The following sample shows how to access the variables.

 arrayLen=${#metricNames[@]}
 for (( x=0; x<$arrayLen; x++ )); 
    echo ${metricNames[x]}
     echo ${metrics[x]}
     echo ${warnings[x]}
     echo ${criticals[x]}
     echo ${doAlerts[x]}
     echo ${userParams[x]}
     echo ""
 done
Variable Description
VariableDescription
arrayLenNumber of metrics to be monitored
metricsArray contains all metrics display names
warningArray contains all metrics warning threshold values
criticalArray contains all metrics critical threshold values
doAlertsArray contains all metrics alerts flag values
userParamsArray contains all metrics respective user parameters

Displaying graphs

For graphing the metric values and for alerting, the script must write the output to the console in the below json format.

{
    "metric" : "displayName1",
    "component" : "instance1",
    "value" : "value1",
    "state" : "alert state1",
    "alert_desc" : "alert description1",
    "hostname/address/id" : "host1"
},
{
    "metric" : "displayName2",
    "component" : " instance2",
    "value" : "value2",
    "state" : "alert state2",
    "alert_desc" : "alert description2",
    "hostname/address/id" : "host2"
}
Values Description
ValuesDescription
metric (required)Metric name
componentInstance name of Metric (only when you have multiple instances)
*valueValue of metric or instance
stateAlert state of the metric(Only if they need Agent to handle alerts)
alert_descAlert description (Only if they need Agent to handle alerts)
hostnameHostname of remote host (only for posting metrics to other hosts)
addressIPAddress of remote host (only for posting metrics to other hosts)
idResource ID of the remote host (only for posting metrics to other hosts)

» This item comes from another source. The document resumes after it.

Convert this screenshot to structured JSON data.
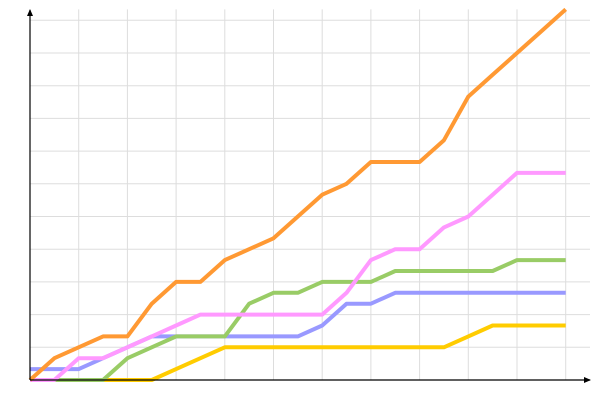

Possible values for state are: #OK #Warning #Critical

Viewing graphical representations

To view the graphical representation of the monitoring:

  1. From All Clients, select a client.
  2. Go to Infrastructure > Resources, select a resource type.
  3. Click on the desired resource name. Overview page appears.
  4. From the left pane, click Metrics. The graph appears with display names: displayName1, displayName2.
    • The graph of displayName1 consists of 3 values val1, val2, val3 that are plotted against key1, key2 and key3 respectively.
    • The graph of displayName2 consists of 2 values val1, val2 that were plotted against key1 and key2 respectively.